萧璟道:“太子有嫡长子的身份,有强势的母家,有你这个一心为他的妹妹,我什么都没有,你给的就是我唯一拥有的,就算做刀,我也甘愿。”
萧翎起身,伸手挑着萧璟下巴,细细端详:“你啊,下次说谎前,先藏好你眼睛里的野心。”
萧璟脸上丝毫没有被戳破的惊慌,嬉皮笑脸道:“呀,被看穿了呢。”
萧翎道:“你说,他会回来吗?”
萧璟挑眉:“当然会回来,太子最心软,他舍不得虞少游。”
萧翎却拿不准了,她道:“我希望他回来,只要妥协一次,就有第二次,只要他愿意回来,我们就还有以后。”
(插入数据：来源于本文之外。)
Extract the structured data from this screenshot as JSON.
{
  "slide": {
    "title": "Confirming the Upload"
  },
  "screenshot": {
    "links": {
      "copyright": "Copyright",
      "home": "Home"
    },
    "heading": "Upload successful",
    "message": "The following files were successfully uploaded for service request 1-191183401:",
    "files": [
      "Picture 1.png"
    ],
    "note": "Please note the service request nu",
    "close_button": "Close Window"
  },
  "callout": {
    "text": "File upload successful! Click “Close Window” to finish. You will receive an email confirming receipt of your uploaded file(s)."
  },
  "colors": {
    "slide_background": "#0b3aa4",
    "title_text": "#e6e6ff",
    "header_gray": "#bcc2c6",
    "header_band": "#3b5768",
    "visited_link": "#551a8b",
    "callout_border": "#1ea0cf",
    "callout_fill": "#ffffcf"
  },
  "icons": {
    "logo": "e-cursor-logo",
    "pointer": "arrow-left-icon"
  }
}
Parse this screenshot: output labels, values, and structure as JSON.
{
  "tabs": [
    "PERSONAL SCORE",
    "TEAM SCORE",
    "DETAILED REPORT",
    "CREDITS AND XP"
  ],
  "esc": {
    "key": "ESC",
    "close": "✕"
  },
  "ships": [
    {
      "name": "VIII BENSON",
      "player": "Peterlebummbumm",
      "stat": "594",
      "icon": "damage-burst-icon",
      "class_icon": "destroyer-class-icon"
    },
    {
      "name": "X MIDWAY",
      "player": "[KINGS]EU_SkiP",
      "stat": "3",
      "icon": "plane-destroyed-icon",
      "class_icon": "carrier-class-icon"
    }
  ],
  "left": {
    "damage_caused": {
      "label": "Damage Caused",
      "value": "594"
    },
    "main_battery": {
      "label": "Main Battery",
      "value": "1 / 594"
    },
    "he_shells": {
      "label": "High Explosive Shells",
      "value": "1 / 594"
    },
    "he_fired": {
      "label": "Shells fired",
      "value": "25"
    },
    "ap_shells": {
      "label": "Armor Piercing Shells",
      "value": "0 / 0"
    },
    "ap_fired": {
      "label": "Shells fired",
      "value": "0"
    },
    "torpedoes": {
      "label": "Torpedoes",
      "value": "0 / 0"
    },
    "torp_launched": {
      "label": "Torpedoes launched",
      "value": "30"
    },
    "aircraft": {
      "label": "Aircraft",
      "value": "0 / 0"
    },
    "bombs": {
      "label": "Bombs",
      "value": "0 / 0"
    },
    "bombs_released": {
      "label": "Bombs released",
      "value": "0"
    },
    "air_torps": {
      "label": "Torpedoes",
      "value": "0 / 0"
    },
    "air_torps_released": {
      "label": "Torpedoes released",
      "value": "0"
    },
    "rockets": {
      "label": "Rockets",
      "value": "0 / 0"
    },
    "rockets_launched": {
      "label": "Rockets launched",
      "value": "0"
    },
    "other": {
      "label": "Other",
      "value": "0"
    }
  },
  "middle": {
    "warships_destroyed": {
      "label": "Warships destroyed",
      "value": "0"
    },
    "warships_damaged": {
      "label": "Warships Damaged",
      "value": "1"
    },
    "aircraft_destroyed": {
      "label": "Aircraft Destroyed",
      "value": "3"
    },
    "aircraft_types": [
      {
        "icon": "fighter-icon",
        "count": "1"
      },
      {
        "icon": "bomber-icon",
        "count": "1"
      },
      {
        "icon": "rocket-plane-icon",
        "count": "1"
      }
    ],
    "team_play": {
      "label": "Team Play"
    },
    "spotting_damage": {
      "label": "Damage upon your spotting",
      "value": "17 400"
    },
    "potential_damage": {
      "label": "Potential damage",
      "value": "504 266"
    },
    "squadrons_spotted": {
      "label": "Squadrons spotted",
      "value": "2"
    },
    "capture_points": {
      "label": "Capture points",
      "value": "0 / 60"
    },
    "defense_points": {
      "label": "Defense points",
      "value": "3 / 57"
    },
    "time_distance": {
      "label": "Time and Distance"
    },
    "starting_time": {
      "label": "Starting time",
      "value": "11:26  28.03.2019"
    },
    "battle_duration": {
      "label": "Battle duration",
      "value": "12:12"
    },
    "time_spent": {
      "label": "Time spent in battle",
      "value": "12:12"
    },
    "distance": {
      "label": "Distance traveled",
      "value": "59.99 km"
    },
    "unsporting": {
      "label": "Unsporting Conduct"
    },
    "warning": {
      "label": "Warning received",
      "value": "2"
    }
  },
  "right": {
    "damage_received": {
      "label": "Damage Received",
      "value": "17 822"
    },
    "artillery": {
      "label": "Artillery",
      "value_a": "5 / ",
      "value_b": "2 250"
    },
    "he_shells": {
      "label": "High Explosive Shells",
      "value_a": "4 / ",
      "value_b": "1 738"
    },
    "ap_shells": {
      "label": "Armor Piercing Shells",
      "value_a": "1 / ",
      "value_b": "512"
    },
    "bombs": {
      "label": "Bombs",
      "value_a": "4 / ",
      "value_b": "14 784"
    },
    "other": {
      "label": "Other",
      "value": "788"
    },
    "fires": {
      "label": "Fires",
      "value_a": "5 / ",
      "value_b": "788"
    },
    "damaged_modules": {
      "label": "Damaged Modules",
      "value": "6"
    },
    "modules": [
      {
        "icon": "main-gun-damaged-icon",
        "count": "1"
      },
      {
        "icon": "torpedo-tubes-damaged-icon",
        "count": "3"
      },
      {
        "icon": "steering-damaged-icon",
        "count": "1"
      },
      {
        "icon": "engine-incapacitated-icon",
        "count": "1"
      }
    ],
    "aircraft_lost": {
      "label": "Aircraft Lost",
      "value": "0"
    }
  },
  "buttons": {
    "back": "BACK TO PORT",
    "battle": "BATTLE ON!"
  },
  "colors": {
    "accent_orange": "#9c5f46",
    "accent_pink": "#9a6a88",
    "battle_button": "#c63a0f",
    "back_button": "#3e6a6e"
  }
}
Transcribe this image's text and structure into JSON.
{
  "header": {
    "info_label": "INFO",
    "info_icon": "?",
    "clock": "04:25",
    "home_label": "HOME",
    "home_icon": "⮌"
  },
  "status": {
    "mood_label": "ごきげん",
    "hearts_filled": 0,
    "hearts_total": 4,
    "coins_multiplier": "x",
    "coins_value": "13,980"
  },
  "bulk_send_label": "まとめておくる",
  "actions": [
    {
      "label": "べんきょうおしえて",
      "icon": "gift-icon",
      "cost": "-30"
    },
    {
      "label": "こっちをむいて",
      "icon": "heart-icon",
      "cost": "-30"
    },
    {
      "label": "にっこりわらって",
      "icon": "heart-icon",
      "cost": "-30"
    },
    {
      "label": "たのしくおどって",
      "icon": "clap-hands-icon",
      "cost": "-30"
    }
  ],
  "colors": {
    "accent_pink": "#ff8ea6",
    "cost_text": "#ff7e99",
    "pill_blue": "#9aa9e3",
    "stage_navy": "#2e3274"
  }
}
虞少游的案子查了大半个月,萧翎和太子就较劲儿了大半个月。
太子不肯让步,萧翎就真的袖手旁观。
就在萧翎以为太子要让步的时候,虞少游死了。
消息传来的时候,萧翎失手打碎了茶碗。
“谁干的?!!”萧翎几乎是咆哮出声。
缭乱答道:“前一晚,皇后娘娘去了一趟诏狱。”
听见皇后二字,萧翎猛地松了口气,“还好还好......”
这场针对太子精心布置的围猎,以皇后的搅局结束。
萧翎没得到自己想要的,太子也没护住自己想护的,而唯一的受益者此时正呆在公主府撒娇卖乖。
“皇姐,不是我做的。”萧璟哀哀道,那样子,活像受了多大委屈。
萧翎道:“知道不是你,行了,别装了,滚一边儿去。”
萧璟见状,川剧变脸似的,立刻收了可怜样。
“呀,又被皇姐看穿了。皇姐刚刚在怕什么?怕虞少游是自杀吗?”
萧翎大方承认,“是,我就是怕虞少游这榆木脑袋忽然开窍自杀,不过幸好,另一个榆木脑袋自作聪明去了诏狱。”
如果虞少游是自杀,太子会记恨作壁上观的萧翎,但现在虞少游是被皇后逼死的,太子要记恨只能去记恨皇后。
萧璟自然也明白萧翎的惧怕,“皇姐对太子一片真心,可惜啊,太子看不见,皇姐若是能把这心思分上一点给我,我定是要涌泉相报的。”
萧翎忽然起了逗弄的心思,她道:“说到底,我也是背靠摘星楼,你讨好我,不如去讨好师父。我这个师父多年未娶,平日里身边都是些身段健壮的暗卫伺候,你可知为何?”
萧璟不语,他的眼神里弥漫出几分不可思议,他强颜欢笑:“皇姐,你说笑呢吧?”
萧翎爱怜地抚摸着萧璟俊秀的脸颊,轻声道:“我心好给你指条明路,你又舍不下身段,不肯去走,啧啧啧,可惜啊......”
看着萧璟脸色从青变红再变白,如同调色盘一般,萧翎终于绷不住笑出了声儿。
萧璟这才反应过来自己被捉弄了,气得半天说不出话。